Rob McMillan, founder of Silicon Valley Bank’s Silicon Valley-based Premium Wine Division, on Jan. 21 reported millennials (ages 21–37) made up 16 percent of consumers of fine wine — retailing for more than $20 a bottle — compared with 41 percent for baby boomers (50–67), 32 percent for generation X (38–49), and 11 percent for matures (68-plus).
But four days later at its Consumer Research Conference in New York, Wine Market Council presented results from its June consumer-segmentation study, suggesting consumption by millennials increased about 13 percent from 2014, overtaking boomers with 159.6 million cases of still and sparkling wine, or 42 percent of the total, compared with the boomers’ 114.1 million cases, or 30 percent. Per-capita consumption was 3.1 glasses for millennials and 1.9 for boomers.
Then for the conference in Yountville on Feb. 8, the council presented revised high-frequency consumption proportions, 38 percent for boomers and 30 percent for millennials, and per-capita consumption figures to 2.4 glasses for millennials and 2.0 for boomers.

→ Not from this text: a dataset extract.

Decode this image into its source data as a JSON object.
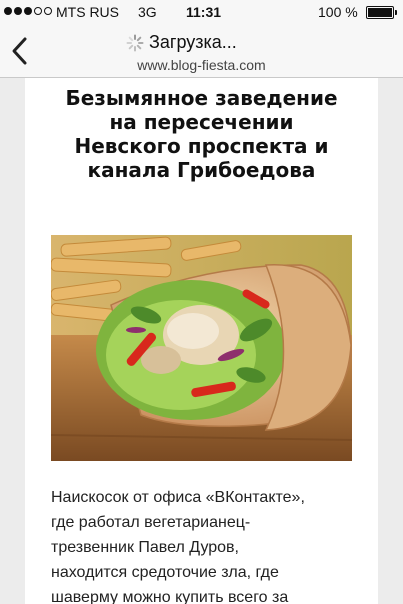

McMillan took to his “SVB on Wine” blog on March 22 to dispute the figures for millennials and question the methodology.
“The only reason I am bringing this up now is the information put out in N.Y. by the WMC was way outside of any other research, and I started running into wineries using the information to strategize and using bad information would hurt their chances for success and cost them money,” McMillan wrote to a commenter on the post.
The Wine Market Council issued a statement March 24 to clarify five points in its results.
“At our Yountville conference in March we made a correction to the data that was originally presented at our New York presentation in January,” said John Gillespie, council president, in the statement. “In the New York City presentation, an error was made, which resulted in an inaccurate projection of wine consumption volumes by generation.” The error was caused by using data from the council’s annual consumer-tracking study of “high-frequency” wine drinkers instead of the group’s annual consumer-segmentation study.
“The overstatement of glasses per occasion, once corrected, leaves us with the conclusion that while baby boomers remain the largest wine consuming generation, millennials are rapidly closing that gap,” Gillespie said. The Wine Market Council stood by these points:
U.S. millennial adults top baby boomers, 79 million vs. 75 million.